Трудно, мучительно мальчику в двенадцать лет сделать первый шаг к девчонке. И как подступиться к такой? Вон забилась в угол за шкафом, что-то перебирает там в коробке из-под печенья. Даже головы не поднимет, хотя Данька уже два или три раза прошел мимо.

Наконец:

— Слушай, ты "Двух капитанов" читала? Хочешь, я тебе дам? Ух, вот это книга!

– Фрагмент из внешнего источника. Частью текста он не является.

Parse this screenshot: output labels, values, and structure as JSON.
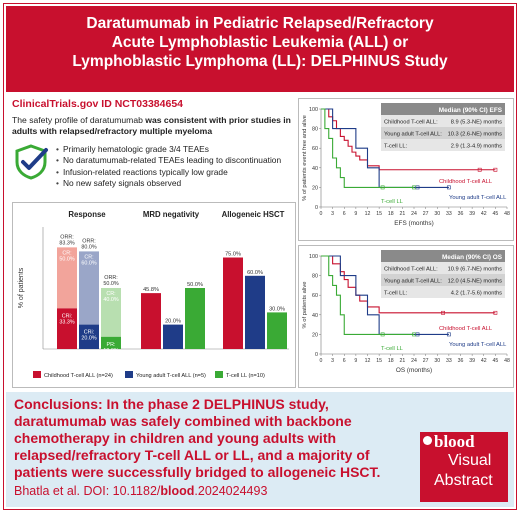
{
  "header": {
    "title": "Daratumumab in Pediatric Relapsed/Refractory\nAcute Lymphoblastic Leukemia (ALL) or\nLymphoblastic Lymphoma (LL): DELPHINUS Study"
  },
  "trial": {
    "id_label": "ClinicalTrials.gov ID NCT03384654"
  },
  "summary": {
    "prefix": "The safety profile of daratumumab ",
    "bold": "was consistent with prior studies in adults with relapsed/refractory multiple myeloma"
  },
  "bullets": [
    "Primarily hematologic grade 3/4 TEAEs",
    "No daratumumab-related TEAEs leading to discontinuation",
    "Infusion-related reactions typically low grade",
    "No new safety signals observed"
  ],
  "colors": {
    "childhood": "#c8102e",
    "young_adult": "#1f3c88",
    "tcell_ll": "#3aaa35",
    "brand": "#c8102e",
    "conclusion_bg": "#dcebf4"
  },
  "icons": [
    "check-shield-icon",
    "blood-logo-icon"
  ],
  "chart_data": [
    {
      "type": "bar",
      "ylabel": "% of patients",
      "ylim": [
        0,
        100
      ],
      "groups": [
        "Response",
        "MRD negativity",
        "Allogeneic HSCT"
      ],
      "series": [
        {
          "name": "Childhood T-cell ALL (n=24)"
        },
        {
          "name": "Young adult T-cell ALL (n=5)"
        },
        {
          "name": "T-cell LL (n=10)"
        }
      ],
      "response": {
        "orr": [
          83.3,
          80.0,
          50.0
        ],
        "orr_labels": [
          "ORR:\n83.3%",
          "ORR:\n80.0%",
          "ORR:\n50.0%"
        ],
        "cr": [
          33.3,
          20.0,
          10.0
        ],
        "cr_labels": [
          "CRi:\n33.3%",
          "CRi:\n20.0%",
          "PR:\n10.0%"
        ],
        "upper": [
          50.0,
          60.0,
          40.0
        ],
        "upper_labels": [
          "CR:\n50.0%",
          "CR:\n60.0%",
          "CR:\n40.0%"
        ]
      },
      "mrd_negativity": [
        45.8,
        20.0,
        50.0
      ],
      "mrd_labels": [
        "45.8%",
        "20.0%",
        "50.0%"
      ],
      "allogeneic_hsct": [
        75.0,
        60.0,
        30.0
      ],
      "hsct_labels": [
        "75.0%",
        "60.0%",
        "30.0%"
      ]
    },
    {
      "type": "line",
      "title": "Median (90% CI) EFS",
      "ylabel": "% of patients event free and alive",
      "xlabel": "EFS (months)",
      "xlim": [
        0,
        48
      ],
      "ylim": [
        0,
        100
      ],
      "xticks": [
        0,
        3,
        6,
        9,
        12,
        15,
        18,
        21,
        24,
        27,
        30,
        33,
        36,
        39,
        42,
        45,
        48
      ],
      "yticks": [
        0,
        20,
        40,
        60,
        80,
        100
      ],
      "table": [
        {
          "label": "Childhood T-cell ALL:",
          "value": "8.9 (5.3-NE) months"
        },
        {
          "label": "Young adult T-cell ALL:",
          "value": "10.3 (2.6-NE) months"
        },
        {
          "label": "T-cell LL:",
          "value": "2.9 (1.3-4.9) months"
        }
      ],
      "series": [
        {
          "name": "Childhood T-cell ALL",
          "x": [
            0,
            2,
            3,
            4,
            5,
            6,
            7,
            8,
            9,
            10,
            12,
            15,
            36,
            45
          ],
          "y": [
            100,
            92,
            88,
            80,
            72,
            68,
            62,
            56,
            52,
            48,
            42,
            38,
            38,
            38
          ]
        },
        {
          "name": "Young adult T-cell ALL",
          "x": [
            0,
            3,
            9,
            12,
            15,
            33
          ],
          "y": [
            100,
            80,
            60,
            40,
            20,
            20
          ]
        },
        {
          "name": "T-cell LL",
          "x": [
            0,
            1,
            2,
            3,
            4,
            5,
            6,
            24
          ],
          "y": [
            100,
            80,
            70,
            50,
            40,
            30,
            20,
            20
          ]
        }
      ]
    },
    {
      "type": "line",
      "title": "Median (90% CI) OS",
      "ylabel": "% of patients alive",
      "xlabel": "OS (months)",
      "xlim": [
        0,
        48
      ],
      "ylim": [
        0,
        100
      ],
      "xticks": [
        0,
        3,
        6,
        9,
        12,
        15,
        18,
        21,
        24,
        27,
        30,
        33,
        36,
        39,
        42,
        45,
        48
      ],
      "yticks": [
        0,
        20,
        40,
        60,
        80,
        100
      ],
      "table": [
        {
          "label": "Childhood T-cell ALL:",
          "value": "10.9 (6.7-NE) months"
        },
        {
          "label": "Young adult T-cell ALL:",
          "value": "12.0 (4.5-NE) months"
        },
        {
          "label": "T-cell LL:",
          "value": "4.2 (1.7-5.6) months"
        }
      ],
      "series": [
        {
          "name": "Childhood T-cell ALL",
          "x": [
            0,
            3,
            5,
            6,
            7,
            9,
            10,
            12,
            15,
            45
          ],
          "y": [
            100,
            92,
            84,
            76,
            68,
            60,
            54,
            48,
            42,
            42
          ]
        },
        {
          "name": "Young adult T-cell ALL",
          "x": [
            0,
            5,
            9,
            12,
            15,
            33
          ],
          "y": [
            100,
            80,
            60,
            40,
            20,
            20
          ]
        },
        {
          "name": "T-cell LL",
          "x": [
            0,
            2,
            3,
            4,
            5,
            6,
            24
          ],
          "y": [
            100,
            80,
            70,
            60,
            40,
            20,
            20
          ]
        }
      ]
    }
  ],
  "conclusion": {
    "bold": "Conclusions:",
    "text": " In the phase 2 DELPHINUS study, daratumumab was safely combined with backbone chemotherapy in children and young adults with relapsed/refractory T-cell ALL or LL, and a majority of patients were successfully bridged to allogeneic HSCT."
  },
  "citation": {
    "prefix": "Bhatla et al. DOI: 10.1182/",
    "journal": "blood",
    "suffix": ".2024024493"
  },
  "logo": {
    "word1": "blood",
    "word2": "Visual",
    "word3": "Abstract"
  }
}
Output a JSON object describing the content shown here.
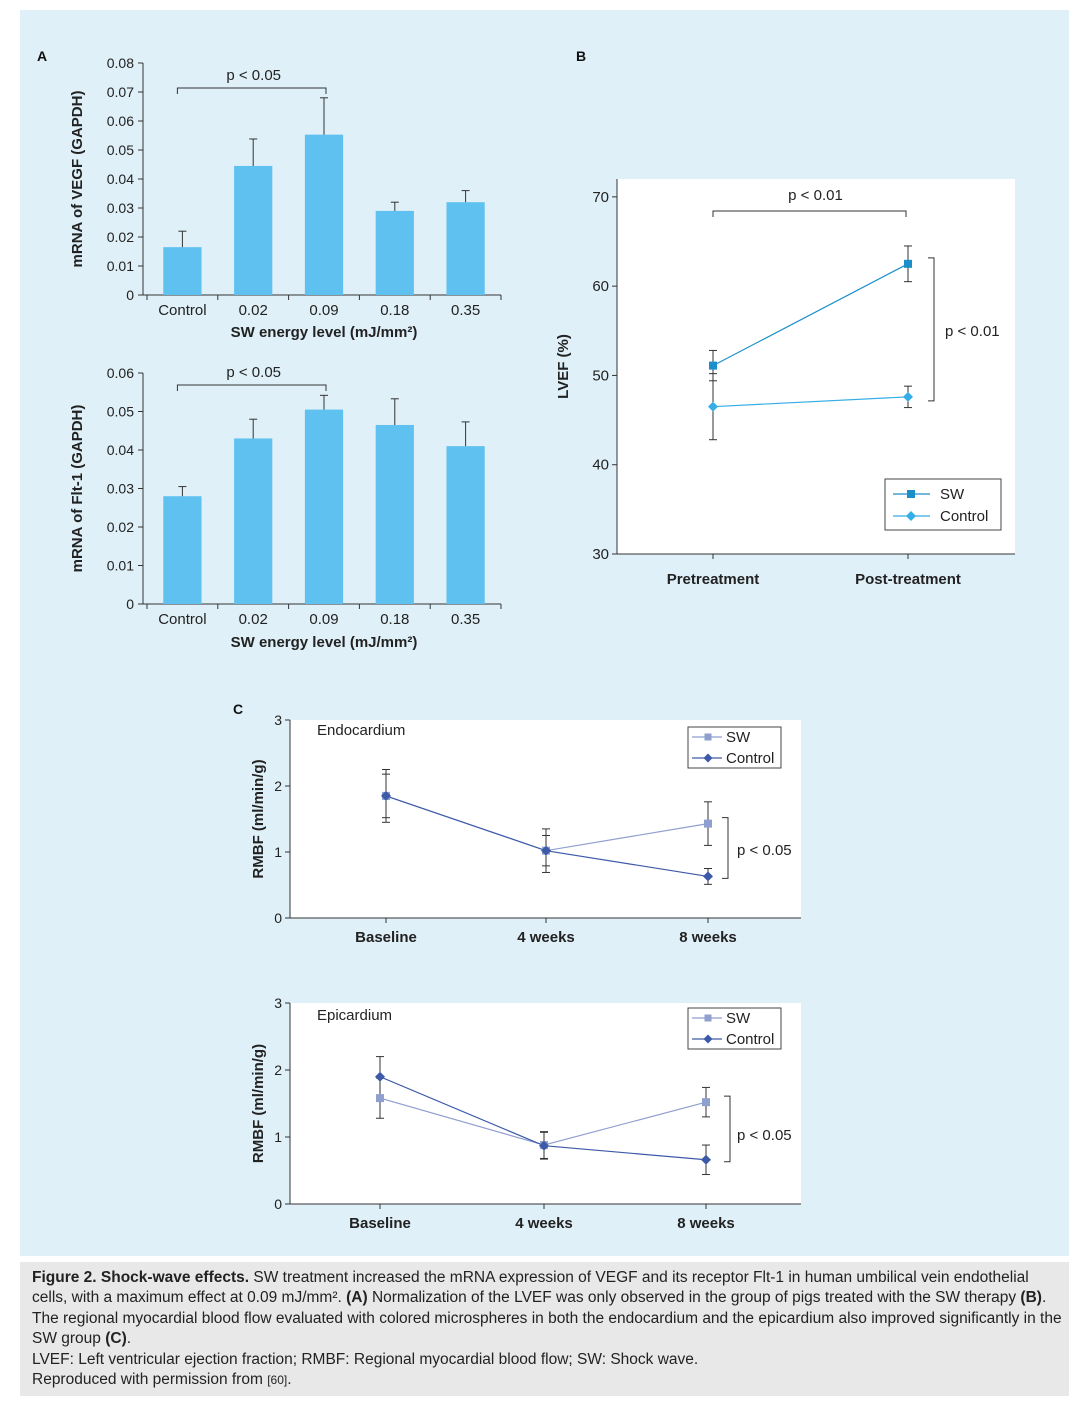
{
  "chart_data": [
    {
      "id": "A1",
      "type": "bar",
      "panel_label": "A",
      "categories": [
        "Control",
        "0.02",
        "0.09",
        "0.18",
        "0.35"
      ],
      "values": [
        0.0165,
        0.0445,
        0.0553,
        0.029,
        0.032
      ],
      "errors": [
        0.0055,
        0.0093,
        0.0127,
        0.003,
        0.004
      ],
      "ylabel": "mRNA of VEGF (GAPDH)",
      "xlabel": "SW energy level (mJ/mm²)",
      "ylim": [
        0,
        0.08
      ],
      "yticks": [
        "0",
        "0.01",
        "0.02",
        "0.03",
        "0.04",
        "0.05",
        "0.06",
        "0.07",
        "0.08"
      ],
      "bar_color": "#5fc1ef",
      "annotation": "p < 0.05"
    },
    {
      "id": "A2",
      "type": "bar",
      "categories": [
        "Control",
        "0.02",
        "0.09",
        "0.18",
        "0.35"
      ],
      "values": [
        0.028,
        0.043,
        0.0505,
        0.0465,
        0.041
      ],
      "errors": [
        0.0025,
        0.005,
        0.0037,
        0.0068,
        0.0063
      ],
      "ylabel": "mRNA of Flt-1 (GAPDH)",
      "xlabel": "SW energy level (mJ/mm²)",
      "ylim": [
        0,
        0.06
      ],
      "yticks": [
        "0",
        "0.01",
        "0.02",
        "0.03",
        "0.04",
        "0.05",
        "0.06"
      ],
      "bar_color": "#5fc1ef",
      "annotation": "p < 0.05"
    },
    {
      "id": "B",
      "type": "line",
      "panel_label": "B",
      "categories": [
        "Pretreatment",
        "Post-treatment"
      ],
      "series": [
        {
          "name": "SW",
          "values": [
            51.1,
            62.5
          ],
          "errors": [
            1.7,
            2.0
          ],
          "color": "#1a8fc9",
          "marker": "square"
        },
        {
          "name": "Control",
          "values": [
            46.5,
            47.6
          ],
          "errors": [
            3.7,
            1.2
          ],
          "color": "#35ade6",
          "marker": "diamond"
        }
      ],
      "ylabel": "LVEF (%)",
      "ylim": [
        30,
        72
      ],
      "yticks": [
        "30",
        "40",
        "50",
        "60",
        "70"
      ],
      "legend_position": "bottom-right",
      "annotations": [
        "p < 0.01",
        "p < 0.01"
      ]
    },
    {
      "id": "C1",
      "type": "line",
      "panel_label": "C",
      "title": "Endocardium",
      "categories": [
        "Baseline",
        "4 weeks",
        "8 weeks"
      ],
      "series": [
        {
          "name": "SW",
          "values": [
            1.85,
            1.02,
            1.43
          ],
          "errors": [
            0.4,
            0.33,
            0.33
          ],
          "color": "#8f9fcf",
          "marker": "square"
        },
        {
          "name": "Control",
          "values": [
            1.85,
            1.02,
            0.63
          ],
          "errors": [
            0.33,
            0.23,
            0.12
          ],
          "color": "#3d5aa8",
          "marker": "diamond"
        }
      ],
      "ylabel": "RMBF (ml/min/g)",
      "ylim": [
        0,
        3
      ],
      "yticks": [
        "0",
        "1",
        "2",
        "3"
      ],
      "legend_position": "top-right",
      "annotation": "p < 0.05"
    },
    {
      "id": "C2",
      "type": "line",
      "title": "Epicardium",
      "categories": [
        "Baseline",
        "4 weeks",
        "8 weeks"
      ],
      "series": [
        {
          "name": "SW",
          "values": [
            1.58,
            0.88,
            1.52
          ],
          "errors": [
            0.3,
            0.2,
            0.22
          ],
          "color": "#8f9fcf",
          "marker": "square"
        },
        {
          "name": "Control",
          "values": [
            1.9,
            0.87,
            0.66
          ],
          "errors": [
            0.3,
            0.2,
            0.22
          ],
          "color": "#3d5aa8",
          "marker": "diamond"
        }
      ],
      "ylabel": "RMBF (ml/min/g)",
      "ylim": [
        0,
        3
      ],
      "yticks": [
        "0",
        "1",
        "2",
        "3"
      ],
      "legend_position": "top-right",
      "annotation": "p < 0.05"
    }
  ],
  "caption": {
    "heading": "Figure 2. Shock-wave effects.",
    "text1": " SW treatment increased the mRNA expression of VEGF and its receptor Flt-1 in human umbilical vein endothelial cells, with a maximum effect at 0.09 mJ/mm². ",
    "label_a": "(A)",
    "text2": " Normalization of the LVEF was only observed in the group of pigs treated with the SW therapy ",
    "label_b": "(B)",
    "text3": ". The regional myocardial blood flow evaluated with colored microspheres in both the endocardium and the epicardium also improved significantly in the SW group ",
    "label_c": "(C)",
    "text4": ".",
    "abbreviations": "LVEF: Left ventricular ejection fraction; RMBF: Regional myocardial blood flow; SW: Shock wave.",
    "permission": "Reproduced with permission from ",
    "reference": "[60]",
    "permission_end": "."
  }
}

— Я читала, — сказала и опять головы не подняла. Руками что-то все вертит, а руки, как обструганные прутики, — тонкие, белые, без кровинки.

— А "Судьбу барабанщика" читала?

Она помотала головой.

— Нет? Тогда я тебе сейчас дам. Это, знаешь, тоже такая книга…

— А ты "Дикую собаку динго" читал?

Он почему-то смутился. Сказал пренебрежительно:

— Ну, это чтение для девчонок.

Она в первый раз подняла глаза — светлые, нестерпимо презрительные:

— У… Ничего-то вы, мальчишки, не понимаете!..

Данька вспыхнул. В его лице был оскорблен весь мальчишечий род. Закипела обида, он уже готов был выплеснуть на эту девчонку самые злые слова. Они стояли — оба — на краю ссоры, которая могла стать окончательной, непоправимой.

Но в следующее мгновение Данька вспомнил "большой мужской разговор". Взгляд его невольно скользнул опять по рукам-прутикам. Он тяжело сглотнул гнев, буркнул:

— Видно, только одна умная нашлась! Пожалуйста! А "Судьбу барабанщика" ты все-таки прочитай. Я тебе сейчас дам.

Сколько их было, таких ссор, готовых перейти в непримиримую вражду, злых слез, обидных прозвищ! Иногда они по три-четыре дня не разговаривали, не смотрели друг на друга. Мама-Дуся — та как будто и внимания не обращала на эти вспышки. Зато Сергей Данилович, переждав несколько дней, начинал вскользь говорить о людях, которые не держат слова, не могут сдержать и самих себя, плохо управляют своими чувствами. Даньке было тяжело, душно, он злился на отца, на Лизу, на весь мир — мир был неуютен, хмур, ничто в нем не веселило. Сделать первый шаг? Ни за что! Кланяться какой-то девчонке, упрямой и неумной?! Ни за что!